Their profits will not enrich Marseille or its population. Their management will not solve the problems in Marseille of unhealthy housing, of homeless people, of ever-increasing rents.
We will not let Marseille be taken over by big business investors who don’t care about the people who live in this city! We will continue to ask the city council to take its responsibilities and specially to give its empty properties for those who do not have a roof over their heads.

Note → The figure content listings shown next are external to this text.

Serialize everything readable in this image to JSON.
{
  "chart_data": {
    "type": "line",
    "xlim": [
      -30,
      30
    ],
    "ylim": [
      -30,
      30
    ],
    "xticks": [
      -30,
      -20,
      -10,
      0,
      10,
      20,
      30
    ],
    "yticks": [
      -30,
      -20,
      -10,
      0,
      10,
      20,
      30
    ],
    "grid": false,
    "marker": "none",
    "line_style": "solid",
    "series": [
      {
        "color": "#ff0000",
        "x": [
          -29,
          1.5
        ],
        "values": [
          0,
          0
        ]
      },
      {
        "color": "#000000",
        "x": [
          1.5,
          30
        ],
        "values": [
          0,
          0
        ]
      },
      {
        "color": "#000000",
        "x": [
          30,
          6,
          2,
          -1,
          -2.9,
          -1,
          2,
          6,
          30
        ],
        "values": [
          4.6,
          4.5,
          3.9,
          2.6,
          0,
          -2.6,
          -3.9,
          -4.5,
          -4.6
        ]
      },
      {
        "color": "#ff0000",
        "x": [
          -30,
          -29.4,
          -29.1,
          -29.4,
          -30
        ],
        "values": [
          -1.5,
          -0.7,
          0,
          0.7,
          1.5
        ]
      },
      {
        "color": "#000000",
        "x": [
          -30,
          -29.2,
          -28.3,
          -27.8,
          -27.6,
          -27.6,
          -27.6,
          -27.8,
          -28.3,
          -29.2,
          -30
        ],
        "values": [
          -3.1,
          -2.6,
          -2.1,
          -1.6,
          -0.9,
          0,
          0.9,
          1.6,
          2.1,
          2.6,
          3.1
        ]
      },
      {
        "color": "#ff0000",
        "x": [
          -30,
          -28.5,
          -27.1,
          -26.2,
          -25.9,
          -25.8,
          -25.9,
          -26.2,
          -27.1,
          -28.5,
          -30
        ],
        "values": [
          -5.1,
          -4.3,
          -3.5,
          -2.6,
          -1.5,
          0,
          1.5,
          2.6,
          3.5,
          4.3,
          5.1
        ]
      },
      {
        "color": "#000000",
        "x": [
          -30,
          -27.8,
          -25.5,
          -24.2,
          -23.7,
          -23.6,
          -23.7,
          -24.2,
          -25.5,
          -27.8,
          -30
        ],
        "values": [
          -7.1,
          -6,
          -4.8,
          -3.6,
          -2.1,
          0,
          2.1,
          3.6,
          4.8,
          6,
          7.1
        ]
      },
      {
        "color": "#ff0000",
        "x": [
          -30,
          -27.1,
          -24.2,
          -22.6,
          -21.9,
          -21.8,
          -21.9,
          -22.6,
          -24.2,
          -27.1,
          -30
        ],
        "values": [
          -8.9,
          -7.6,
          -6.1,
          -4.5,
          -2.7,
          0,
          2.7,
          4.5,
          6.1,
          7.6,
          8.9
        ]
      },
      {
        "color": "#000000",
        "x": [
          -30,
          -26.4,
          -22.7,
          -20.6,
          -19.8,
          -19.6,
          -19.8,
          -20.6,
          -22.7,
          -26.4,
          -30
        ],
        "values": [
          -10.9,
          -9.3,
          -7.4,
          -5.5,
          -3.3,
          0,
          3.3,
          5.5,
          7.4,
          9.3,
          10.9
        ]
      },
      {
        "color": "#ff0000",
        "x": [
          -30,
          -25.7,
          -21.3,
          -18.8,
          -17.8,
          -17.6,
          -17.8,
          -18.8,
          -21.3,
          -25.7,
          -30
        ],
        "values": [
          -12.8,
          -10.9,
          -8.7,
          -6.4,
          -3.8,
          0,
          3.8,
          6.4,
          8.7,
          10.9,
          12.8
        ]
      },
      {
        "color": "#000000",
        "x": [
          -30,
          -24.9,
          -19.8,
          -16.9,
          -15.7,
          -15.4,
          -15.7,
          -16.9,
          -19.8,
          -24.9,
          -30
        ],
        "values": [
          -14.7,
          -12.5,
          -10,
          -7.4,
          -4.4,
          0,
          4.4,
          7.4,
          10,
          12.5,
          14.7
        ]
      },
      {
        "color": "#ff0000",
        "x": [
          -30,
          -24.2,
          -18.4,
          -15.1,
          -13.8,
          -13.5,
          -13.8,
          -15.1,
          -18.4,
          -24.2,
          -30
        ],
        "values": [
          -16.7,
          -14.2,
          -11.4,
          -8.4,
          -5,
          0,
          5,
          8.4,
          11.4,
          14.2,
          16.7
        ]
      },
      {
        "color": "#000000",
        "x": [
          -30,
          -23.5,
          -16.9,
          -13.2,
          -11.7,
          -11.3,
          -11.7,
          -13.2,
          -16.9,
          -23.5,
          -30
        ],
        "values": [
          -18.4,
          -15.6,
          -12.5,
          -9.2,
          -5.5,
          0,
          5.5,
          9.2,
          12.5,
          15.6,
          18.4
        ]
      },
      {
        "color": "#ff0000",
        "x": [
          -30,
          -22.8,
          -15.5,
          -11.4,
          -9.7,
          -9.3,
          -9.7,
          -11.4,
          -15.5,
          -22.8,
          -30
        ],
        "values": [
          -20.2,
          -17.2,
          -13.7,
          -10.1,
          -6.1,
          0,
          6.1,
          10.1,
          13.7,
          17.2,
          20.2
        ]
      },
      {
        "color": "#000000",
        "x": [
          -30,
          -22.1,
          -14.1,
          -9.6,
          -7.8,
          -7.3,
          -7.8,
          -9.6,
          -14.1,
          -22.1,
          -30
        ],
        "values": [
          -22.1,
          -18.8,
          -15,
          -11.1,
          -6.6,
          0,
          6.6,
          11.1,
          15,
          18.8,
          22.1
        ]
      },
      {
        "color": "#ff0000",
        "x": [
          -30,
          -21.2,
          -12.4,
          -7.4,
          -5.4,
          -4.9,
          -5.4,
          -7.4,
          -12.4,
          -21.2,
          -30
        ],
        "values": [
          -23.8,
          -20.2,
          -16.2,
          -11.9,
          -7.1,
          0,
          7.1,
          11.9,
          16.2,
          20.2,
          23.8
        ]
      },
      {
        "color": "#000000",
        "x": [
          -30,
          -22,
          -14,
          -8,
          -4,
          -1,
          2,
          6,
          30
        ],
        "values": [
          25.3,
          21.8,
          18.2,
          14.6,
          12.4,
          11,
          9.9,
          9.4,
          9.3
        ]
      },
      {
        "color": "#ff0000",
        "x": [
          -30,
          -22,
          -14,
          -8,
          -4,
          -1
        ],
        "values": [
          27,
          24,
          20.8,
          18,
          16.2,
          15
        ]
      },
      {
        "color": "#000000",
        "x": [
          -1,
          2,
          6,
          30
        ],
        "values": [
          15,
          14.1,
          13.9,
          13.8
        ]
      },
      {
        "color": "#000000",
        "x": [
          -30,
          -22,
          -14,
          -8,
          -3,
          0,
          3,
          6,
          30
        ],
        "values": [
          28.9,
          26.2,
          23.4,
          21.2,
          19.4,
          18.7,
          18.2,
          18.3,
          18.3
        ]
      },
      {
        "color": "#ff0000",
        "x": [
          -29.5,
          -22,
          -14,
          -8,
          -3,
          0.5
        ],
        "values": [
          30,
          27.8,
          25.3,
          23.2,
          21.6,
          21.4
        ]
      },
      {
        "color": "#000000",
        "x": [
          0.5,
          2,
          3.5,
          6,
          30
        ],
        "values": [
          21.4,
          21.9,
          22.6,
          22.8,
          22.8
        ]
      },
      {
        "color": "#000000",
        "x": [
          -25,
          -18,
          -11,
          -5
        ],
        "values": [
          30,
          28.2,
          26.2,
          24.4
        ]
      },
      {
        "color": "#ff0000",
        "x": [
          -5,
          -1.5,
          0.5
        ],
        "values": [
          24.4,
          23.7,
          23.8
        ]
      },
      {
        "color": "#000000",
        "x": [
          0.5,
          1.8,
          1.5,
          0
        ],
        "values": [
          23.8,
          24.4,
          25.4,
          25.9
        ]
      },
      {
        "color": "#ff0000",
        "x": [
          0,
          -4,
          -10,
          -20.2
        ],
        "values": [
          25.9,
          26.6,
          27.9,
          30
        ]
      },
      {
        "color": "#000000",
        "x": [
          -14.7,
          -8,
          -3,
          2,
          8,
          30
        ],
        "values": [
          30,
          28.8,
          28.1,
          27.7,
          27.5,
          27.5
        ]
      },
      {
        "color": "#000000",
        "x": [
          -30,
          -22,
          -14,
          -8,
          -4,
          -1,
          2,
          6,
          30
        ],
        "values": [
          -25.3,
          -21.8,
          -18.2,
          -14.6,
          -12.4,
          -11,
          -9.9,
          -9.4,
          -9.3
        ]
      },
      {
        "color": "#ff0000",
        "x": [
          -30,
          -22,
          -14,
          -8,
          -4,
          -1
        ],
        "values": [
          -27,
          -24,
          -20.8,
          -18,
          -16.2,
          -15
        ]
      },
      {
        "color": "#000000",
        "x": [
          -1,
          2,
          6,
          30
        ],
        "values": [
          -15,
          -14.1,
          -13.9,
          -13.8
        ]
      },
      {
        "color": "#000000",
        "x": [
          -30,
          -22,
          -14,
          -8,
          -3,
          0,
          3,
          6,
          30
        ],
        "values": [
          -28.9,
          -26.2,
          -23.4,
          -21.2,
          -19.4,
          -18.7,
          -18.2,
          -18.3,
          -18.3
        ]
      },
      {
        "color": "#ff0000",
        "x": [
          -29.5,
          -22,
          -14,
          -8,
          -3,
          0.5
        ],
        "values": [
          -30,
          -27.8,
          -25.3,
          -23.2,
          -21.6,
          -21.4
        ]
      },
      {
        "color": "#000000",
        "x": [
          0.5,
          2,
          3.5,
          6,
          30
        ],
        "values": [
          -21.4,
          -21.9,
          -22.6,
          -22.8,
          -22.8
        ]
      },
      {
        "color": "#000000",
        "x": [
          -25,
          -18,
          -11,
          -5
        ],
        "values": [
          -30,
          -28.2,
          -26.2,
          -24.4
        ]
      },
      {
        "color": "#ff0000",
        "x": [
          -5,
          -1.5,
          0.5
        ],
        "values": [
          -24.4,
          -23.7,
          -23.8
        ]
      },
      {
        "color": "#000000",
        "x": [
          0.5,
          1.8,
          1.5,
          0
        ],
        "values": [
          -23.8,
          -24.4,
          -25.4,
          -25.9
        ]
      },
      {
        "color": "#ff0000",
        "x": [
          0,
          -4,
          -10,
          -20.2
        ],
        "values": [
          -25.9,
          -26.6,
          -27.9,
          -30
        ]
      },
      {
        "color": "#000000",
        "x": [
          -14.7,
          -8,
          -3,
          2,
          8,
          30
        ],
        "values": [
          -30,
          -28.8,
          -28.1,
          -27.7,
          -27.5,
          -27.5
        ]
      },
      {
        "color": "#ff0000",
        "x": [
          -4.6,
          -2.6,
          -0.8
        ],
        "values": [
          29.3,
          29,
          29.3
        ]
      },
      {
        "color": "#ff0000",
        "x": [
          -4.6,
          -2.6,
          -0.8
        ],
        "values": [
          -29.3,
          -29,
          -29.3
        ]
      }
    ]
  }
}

We are tired of waiting for them to have the courage to publicly reclaiming all the empty buildings that are left to speculation by private investors. So, we will also continue to consider that the right
of people in need to use those housings is much more relevant than the liberal right to private property that cultivates the absurd and criminal vacuum of capitalism. We will give ourself the right to take back all the spaces they seek to despoil in order for us to create combative solidarity everywhere it is needed.
Occupations rather than speculation!
Decent housings for all and death to capitalism!
From every borders to every cities, solidarity with the exiled people!